• Escalating US–Iran tensions have driven Brent and WTI crude more than 4% higher, marking the biggest daily move since October.
• Supply disruption risks through the Strait of Hormuz are now central to oil market pricing.
• Higher energy prices are lifting inflation expectations and could pressure global equities while supporting gold.
Markets Wrong-Footed by Escalating US–Iran Headlines Markets have been caught off guard by a sudden shift in the US–Iran narrative. Only weeks ago, headlines pointed toward constructive dialogue and the potential for a diplomatic breakthrough. That tone has changed materially.
Major news outlets, including Axios and CBS, are now reporting a meaningful probability of military escalation, with suggestions that a conflict could unfold within weeks and potentially last for an extended period. The market reaction has been swift and decisive.

Energy markets have responded aggressively:
• WTI crude has surged above $65, pushing back into the trading range held since February.
• Brent crude has moved toward $71, testing the upper bound of its $67 to $70 consolidation range.
This marks the largest single-day move in crude since October and suggests traders are beginning to price in geopolitical risk premia.
From a technical perspective, Brent is attempting to break out of a multi-month range. A sustained move above $71 would open the door to a more volatile price regime, particularly if headlines intensify.
The focal point of market concern is the Strait of Hormuz, arguably the most important energy shipping lane in the world.
• Roughly 21 million barrels of oil and oil equivalents pass through the Strait daily.
• That represents over 20 percent of global energy consumption flows. Reports overnight suggested temporary disruptions in the Strait, although a full closure remains unlikely. A sustained shutdown would provoke severe geopolitical consequences and likely draw in regional powers. However, markets do not need a full-blown closure to react. Even a temporary or partial disruption would materially tighten global supply and drive oil prices sharply higher. The risk premium now embedded in crude reflects this uncertainty.
Positioning data shows traders are leaning bullish:
• 71 percent of open Brent crude positions are currently long.
Meanwhile, betting markets such as Polymarket show rising probabilities of military action:

• Odds of a US strike on Iran by the end of March have risen from around 30 percent to 57%, having briefly touched 65%.

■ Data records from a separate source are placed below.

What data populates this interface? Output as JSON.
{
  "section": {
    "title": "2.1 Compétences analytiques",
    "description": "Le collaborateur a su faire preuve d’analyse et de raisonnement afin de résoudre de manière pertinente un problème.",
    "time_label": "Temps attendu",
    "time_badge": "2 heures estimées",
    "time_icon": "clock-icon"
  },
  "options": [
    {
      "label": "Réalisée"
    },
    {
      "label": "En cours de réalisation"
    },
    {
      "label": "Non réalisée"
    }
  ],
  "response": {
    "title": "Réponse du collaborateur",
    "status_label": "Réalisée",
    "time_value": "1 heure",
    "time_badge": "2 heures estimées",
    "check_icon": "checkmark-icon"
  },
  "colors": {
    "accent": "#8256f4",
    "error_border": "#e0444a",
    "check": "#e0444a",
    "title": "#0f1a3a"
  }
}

While prediction markets are not perfect forecasting tools, they reflect shifting sentiment. The market now assigns a greater-than-even probability to some form of military escalation.
The energy spike is already feeding into broader markets:
• Inflation expectations, as priced in bond markets, are ticking higher.
• Energy equities are outperforming.
• Energy-importing nations may face short-term underperformance as terms of trade deteriorate.
If crude continues higher, second-round effects could include:
• Rising gasoline and natural gas prices
• Upward pressure on global CPI expectations
• Increased volatility in bond yields
• Marginal pressure on equity valuations
Should Brent Crude break decisively higher, cross-asset implications become increasingly important.
• Gold could be propelled back toward the 5,100 level as geopolitical hedging demand rises.
• Equities may face moderate downside pressure, particularly in rate-sensitive sectors.
• Defensive and energy-linked assets are likely to outperform in the short term.
At this stage, the difficulty for traders lies in pricing military escalation, a domain outside traditional economic modelling. Markets struggle when probabilities cannot be reliably quantified.
That uncertainty itself fuels volatility.
The key variable remains the evolution of headlines. If escalation appears imminent and supply disruptions become credible, Brent could enter a higher volatility regime quickly.
Conversely, signs of diplomatic re-engagement could see the geopolitical premium unwind just as rapidly.
For now, traders are closely monitoring:
• Brent crude
• WTI crude
• Natural gas
• Gasoline futures
• Gold
The next directional move in energy will likely be driven less by technicals and more by geopolitical developments.